Zu 2): Eine vollständige Quantifizierung dieser Kategorien ist an dieser Stelle nicht möglich, da die Varianz einerseits im Vollzug der beobachteten Praktiken und andererseits im Gebrauch der Wörter, mit denen sie vollzogen werden, sehr groß ist7. Um aber dennoch abschätzen zu können, welche Rolle die einzelnen Praktiken im parlamentarischen Diskurs spielen, habe ich – wo sinnvoll und möglich – die lexiko-grammatischen Indikatoren (z.B. Fachwort, verstehen unter) und deren Auftreten im Zeitverlauf gemessen.
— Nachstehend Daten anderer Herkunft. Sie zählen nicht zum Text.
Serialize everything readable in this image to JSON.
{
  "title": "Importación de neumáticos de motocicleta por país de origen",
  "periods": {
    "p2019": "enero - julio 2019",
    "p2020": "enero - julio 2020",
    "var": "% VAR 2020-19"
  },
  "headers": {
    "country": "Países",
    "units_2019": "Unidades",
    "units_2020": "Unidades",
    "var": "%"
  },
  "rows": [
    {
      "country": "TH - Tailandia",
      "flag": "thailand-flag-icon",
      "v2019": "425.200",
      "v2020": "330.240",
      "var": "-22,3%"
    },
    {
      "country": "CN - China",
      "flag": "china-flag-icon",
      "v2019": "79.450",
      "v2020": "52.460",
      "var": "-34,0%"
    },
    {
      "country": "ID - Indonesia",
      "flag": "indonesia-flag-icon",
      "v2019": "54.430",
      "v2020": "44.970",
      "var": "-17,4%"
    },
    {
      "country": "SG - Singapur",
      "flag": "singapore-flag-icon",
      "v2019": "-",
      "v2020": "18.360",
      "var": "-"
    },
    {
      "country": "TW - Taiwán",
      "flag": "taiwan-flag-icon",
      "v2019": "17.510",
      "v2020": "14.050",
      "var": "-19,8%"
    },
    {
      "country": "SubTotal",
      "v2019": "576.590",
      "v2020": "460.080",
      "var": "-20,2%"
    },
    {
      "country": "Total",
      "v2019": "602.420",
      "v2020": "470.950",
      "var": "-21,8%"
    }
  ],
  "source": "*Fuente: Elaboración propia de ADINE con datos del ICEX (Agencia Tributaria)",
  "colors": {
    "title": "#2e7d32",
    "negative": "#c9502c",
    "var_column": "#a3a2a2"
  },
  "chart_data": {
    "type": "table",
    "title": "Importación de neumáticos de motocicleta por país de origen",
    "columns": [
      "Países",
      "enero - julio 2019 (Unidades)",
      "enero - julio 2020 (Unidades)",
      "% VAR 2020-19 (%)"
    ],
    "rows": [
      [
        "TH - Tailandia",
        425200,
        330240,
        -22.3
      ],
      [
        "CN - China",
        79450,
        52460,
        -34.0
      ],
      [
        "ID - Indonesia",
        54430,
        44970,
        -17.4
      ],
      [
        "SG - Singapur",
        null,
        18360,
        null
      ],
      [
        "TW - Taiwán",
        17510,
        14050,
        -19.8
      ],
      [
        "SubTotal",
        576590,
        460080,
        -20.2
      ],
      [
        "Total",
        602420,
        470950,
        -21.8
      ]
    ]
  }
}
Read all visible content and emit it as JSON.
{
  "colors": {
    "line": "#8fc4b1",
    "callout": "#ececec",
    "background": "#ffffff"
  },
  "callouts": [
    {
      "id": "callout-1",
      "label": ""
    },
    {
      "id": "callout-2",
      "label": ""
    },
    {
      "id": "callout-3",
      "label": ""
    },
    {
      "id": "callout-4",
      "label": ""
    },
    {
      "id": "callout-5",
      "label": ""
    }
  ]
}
Nach der Messung der relativen Frequenzen dieser Ausdrücke habe ich eine Peaks-and-Troughs-Analyse angewendet, wie sie von Gabrielatos et al. (2012) vorgeschlagen wurde (vgl. Brezina 2018: 241-245). Dabei handelt es sich um eine statistische Methode zur Ermittlung von Ausreißern in der Häufigkeitsentwicklung eines sprachlichen Items (in unserem Fall die lexiko-grammatischen Indikatoren für Terminologiearbeit), die signifikant über oder unter dem Trend in einem Datensatz liegen. Diese Ausreißer werden als „Peaks“ bzw. „Troughs“ bezeichnet (Gabrielatos et al. 2012: 152). Die relativen Häufigkeiten aller Vorkommen unserer Suchausdrücke wurden für jedes Jahr von 1949 bis 2021 ermittelt. Dann wurde ein nichtlineares Regressionsmodell angepasst (das in der Grafik als Kurve dargestellt ist) und 95%- und 99%-Konfidenzintervalle berechnet. Die Berechnungen und die Visualisierung wurden in R durchgeführt (vgl. Brezina 2018; http://corpora.lancs.ac.uk/stats). Wichtig ist festzuhalten, dass es sich hierbei um eine schwache Operationalisierung handelt: Ich messe Indikatoren für die Praktiken und nehme dabei in Kauf, dass die einzelnen Ergebnisse mehr oder weniger dem Prototypen gleichen.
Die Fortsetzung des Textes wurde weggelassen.